The White House has long been negotiating with automakers and environmentalists over the enormous increase in fuel efficiency standards. But the automakers, who say the standards would stagger the auto industry, appear to be losing faith in the possibility of a compromise.

President Obama was hoping to get automakers to sign off on a nearly 100 percent increase in mileage standards by 2025, aiming for another Rose Garden announcement like the one in May 2009 when he announced they would raise it to 29.5 miles-per-gallon for model year 2012, on their way to 34 miles-per-gallon for 2016.

But now the White House has a much bigger goal in mind.

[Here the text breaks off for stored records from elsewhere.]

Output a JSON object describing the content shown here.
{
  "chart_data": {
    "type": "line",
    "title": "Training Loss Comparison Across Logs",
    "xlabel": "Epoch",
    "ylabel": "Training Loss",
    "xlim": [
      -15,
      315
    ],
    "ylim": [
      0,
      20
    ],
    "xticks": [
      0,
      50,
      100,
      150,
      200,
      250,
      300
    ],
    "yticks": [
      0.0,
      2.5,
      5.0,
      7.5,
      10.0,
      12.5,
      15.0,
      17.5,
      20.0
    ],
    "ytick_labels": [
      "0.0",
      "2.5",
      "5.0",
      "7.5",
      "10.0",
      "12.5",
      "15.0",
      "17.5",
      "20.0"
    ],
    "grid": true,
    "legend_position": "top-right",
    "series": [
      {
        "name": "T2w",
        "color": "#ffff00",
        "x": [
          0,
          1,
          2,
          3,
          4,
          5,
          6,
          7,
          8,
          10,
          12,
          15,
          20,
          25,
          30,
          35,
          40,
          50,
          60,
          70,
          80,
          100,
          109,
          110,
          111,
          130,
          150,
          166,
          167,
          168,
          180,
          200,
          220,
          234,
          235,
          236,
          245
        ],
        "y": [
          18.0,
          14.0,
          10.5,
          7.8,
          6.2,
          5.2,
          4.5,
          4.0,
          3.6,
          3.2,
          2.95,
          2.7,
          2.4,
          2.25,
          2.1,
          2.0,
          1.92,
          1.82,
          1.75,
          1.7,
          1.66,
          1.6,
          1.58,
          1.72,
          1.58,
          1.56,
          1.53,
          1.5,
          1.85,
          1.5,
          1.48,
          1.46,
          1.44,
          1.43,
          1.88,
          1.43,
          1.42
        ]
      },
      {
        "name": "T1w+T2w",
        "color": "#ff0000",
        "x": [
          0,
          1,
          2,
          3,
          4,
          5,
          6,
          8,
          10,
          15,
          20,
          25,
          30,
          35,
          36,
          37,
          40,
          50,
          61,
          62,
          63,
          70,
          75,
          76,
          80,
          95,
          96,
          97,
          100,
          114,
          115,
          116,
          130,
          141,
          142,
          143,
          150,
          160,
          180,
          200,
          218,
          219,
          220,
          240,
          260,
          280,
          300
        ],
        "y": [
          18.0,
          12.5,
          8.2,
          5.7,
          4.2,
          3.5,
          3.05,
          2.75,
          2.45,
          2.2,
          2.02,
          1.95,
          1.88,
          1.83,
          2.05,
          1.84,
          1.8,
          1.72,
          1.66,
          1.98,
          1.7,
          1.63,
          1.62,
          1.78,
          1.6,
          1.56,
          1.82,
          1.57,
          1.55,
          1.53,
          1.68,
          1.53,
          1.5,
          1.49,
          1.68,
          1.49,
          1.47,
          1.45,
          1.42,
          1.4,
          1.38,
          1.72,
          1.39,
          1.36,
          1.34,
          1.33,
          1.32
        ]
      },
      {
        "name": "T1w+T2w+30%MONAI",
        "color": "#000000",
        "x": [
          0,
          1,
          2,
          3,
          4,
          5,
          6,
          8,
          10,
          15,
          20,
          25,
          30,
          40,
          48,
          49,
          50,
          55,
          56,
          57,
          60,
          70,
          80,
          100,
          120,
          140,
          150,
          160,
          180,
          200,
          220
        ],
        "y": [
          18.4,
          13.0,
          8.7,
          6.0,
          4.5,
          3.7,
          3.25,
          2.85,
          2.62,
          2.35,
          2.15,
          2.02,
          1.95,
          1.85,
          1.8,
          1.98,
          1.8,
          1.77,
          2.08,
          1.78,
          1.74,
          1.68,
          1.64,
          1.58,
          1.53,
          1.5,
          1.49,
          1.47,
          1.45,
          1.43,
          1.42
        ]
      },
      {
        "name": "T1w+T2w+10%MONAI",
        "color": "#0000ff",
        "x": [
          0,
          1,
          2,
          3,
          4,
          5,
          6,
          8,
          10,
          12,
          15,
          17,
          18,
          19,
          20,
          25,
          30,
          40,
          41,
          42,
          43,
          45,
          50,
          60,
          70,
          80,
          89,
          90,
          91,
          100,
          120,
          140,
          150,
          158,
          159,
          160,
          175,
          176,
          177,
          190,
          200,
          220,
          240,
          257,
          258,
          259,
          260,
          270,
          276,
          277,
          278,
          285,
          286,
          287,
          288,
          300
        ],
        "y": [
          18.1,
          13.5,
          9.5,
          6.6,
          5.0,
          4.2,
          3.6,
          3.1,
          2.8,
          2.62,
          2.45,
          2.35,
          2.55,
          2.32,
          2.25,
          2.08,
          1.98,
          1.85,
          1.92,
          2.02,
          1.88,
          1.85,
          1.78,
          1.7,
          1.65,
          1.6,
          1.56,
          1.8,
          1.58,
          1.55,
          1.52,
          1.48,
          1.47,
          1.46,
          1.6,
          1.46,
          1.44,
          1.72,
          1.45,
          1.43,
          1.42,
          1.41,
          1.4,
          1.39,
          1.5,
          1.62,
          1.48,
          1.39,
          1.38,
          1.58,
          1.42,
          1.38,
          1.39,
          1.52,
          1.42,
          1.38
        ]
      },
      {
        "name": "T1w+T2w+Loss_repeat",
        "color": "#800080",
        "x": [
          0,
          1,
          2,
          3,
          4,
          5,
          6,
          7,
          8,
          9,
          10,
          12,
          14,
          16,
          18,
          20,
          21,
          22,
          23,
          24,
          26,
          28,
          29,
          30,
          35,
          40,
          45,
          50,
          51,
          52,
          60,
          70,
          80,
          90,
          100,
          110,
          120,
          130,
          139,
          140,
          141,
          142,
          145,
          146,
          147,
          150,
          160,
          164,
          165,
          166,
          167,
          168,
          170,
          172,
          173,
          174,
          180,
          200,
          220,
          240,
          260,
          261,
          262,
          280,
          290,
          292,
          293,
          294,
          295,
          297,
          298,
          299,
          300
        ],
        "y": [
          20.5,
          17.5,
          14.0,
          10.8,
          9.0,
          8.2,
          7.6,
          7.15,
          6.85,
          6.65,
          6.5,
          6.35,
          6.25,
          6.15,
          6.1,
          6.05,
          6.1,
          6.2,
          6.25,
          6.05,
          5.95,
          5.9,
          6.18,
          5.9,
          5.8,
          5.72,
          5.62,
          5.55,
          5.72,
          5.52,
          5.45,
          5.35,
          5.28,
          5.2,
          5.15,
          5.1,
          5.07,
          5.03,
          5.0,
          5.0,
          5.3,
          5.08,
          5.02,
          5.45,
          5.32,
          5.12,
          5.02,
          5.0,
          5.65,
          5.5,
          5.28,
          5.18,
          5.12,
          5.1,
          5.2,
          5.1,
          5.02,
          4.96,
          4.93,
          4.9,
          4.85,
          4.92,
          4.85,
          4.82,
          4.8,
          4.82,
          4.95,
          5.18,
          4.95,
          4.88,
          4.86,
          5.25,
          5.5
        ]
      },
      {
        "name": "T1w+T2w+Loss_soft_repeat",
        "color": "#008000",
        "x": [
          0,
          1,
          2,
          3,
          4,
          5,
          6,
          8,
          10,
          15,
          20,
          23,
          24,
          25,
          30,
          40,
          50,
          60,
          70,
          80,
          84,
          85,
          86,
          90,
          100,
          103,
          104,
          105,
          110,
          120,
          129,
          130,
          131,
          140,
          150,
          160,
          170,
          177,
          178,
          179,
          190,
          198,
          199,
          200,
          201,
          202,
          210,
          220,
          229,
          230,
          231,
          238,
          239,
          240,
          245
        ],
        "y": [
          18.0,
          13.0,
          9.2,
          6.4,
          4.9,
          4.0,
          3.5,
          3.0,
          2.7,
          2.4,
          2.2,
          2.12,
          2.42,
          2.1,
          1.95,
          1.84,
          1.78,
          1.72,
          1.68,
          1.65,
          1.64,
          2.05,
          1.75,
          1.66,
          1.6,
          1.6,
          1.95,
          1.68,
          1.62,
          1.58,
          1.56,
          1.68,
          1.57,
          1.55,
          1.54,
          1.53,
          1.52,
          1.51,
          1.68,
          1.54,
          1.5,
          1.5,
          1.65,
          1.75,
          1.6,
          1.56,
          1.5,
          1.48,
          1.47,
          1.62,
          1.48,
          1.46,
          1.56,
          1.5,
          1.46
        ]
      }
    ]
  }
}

"They're floating ideas to increase this fuel efficiency standard to 56 miles per gallon fleet-wide by the year 2025, which would be a significant ramp-up, even from the fuel efficiency standards that we have set in place to 2016," said Nick Loris of the Heritage Foundation, a conservative Washington think tank.

But supporters of the increase, like Jack Gillis of the Consumer Federation of America, insist it's doable.

"Fifty six (miles-per-gallon) is a sweet spot that is both achievable, reasonable, highly beneficial in terms of as economic standpoint, and will meet the president's goals of dramatically reducing our dependence on foreign oil,” Gillis told Fox News.

But the automakers are balking, noting a federal agency called the Energy Information Administration predicted the increased standard would result in a 14 percent drop in sales.

"When manufacturers bring an advanced vehicle technology to market, consumers must be willing to buy it. There is a high level of uncertainty about consumer willingness to pay significantly higher prices for more fuel-efficient vehicles. In recent history, consumers have tended to value upgrades in performance, vehicle size, and other attributes at the expense of fuel economy," an agency report said. 

"By the government's own study, (the new standards) will cost so much more that it will result in a loss of about 220,000 jobs," said Ed Tonkin, former president of the Automobile Dealers Association.

The automakers had been hoping for a compromise with the White House, but appear to be losing hope and have now launched a seven-state radio ad campaign.

"A sales drop means job losses and not just with automakers but at hundreds of auto parts suppliers, dealerships and repair facilities across the country," one of the ads says.

"The glass industry, the steel industry, the rubber industry," Tonkin said. "And it goes on and on and on. The financing industry, the delivery companies, the railroads that deliver these vehicles."

In fact, the auto industry argues it alone accounts for one of every five jobs in America.

But supporters of the new standard argue consumers will be drawn to more expensive hybrids because they'd save money in fuel costs.

"If you look at the ‘56-by-2025’ standard, you can save about $6,000 per vehicle because of the dramatic reduction in the cost of fuel for that vehicle," Gillis said. "If you force the market to implement certain technologies, they will figure out a way how to do it. And they'll figure out a way how to do it efficiently and effectively."

But consumers have shown little interest so far. The 30 hybrids now on the market only account for only 2.4 percent of sales. And last year, Ford sold almost twice as many F-150 pickups as all its hybrids put together.

So if consumers want pickups, sport utility vehicles and vans to take the kids to soccer, the automakers would face fines because they have no control over what people buy.

"So even though the government wants them to buy it, it doesn’t matter,” Tonkin said. "Consumer choice is what's going to matter."

Fuel efficiency standards do make allowances for larger vehicles but not enough, automakers say, to make the proposed standards workable.

One auto industry official put it this way: the new standards “are like dealing with the nation's obesity problem by forcing clothing manufacturers to sell only small sizes."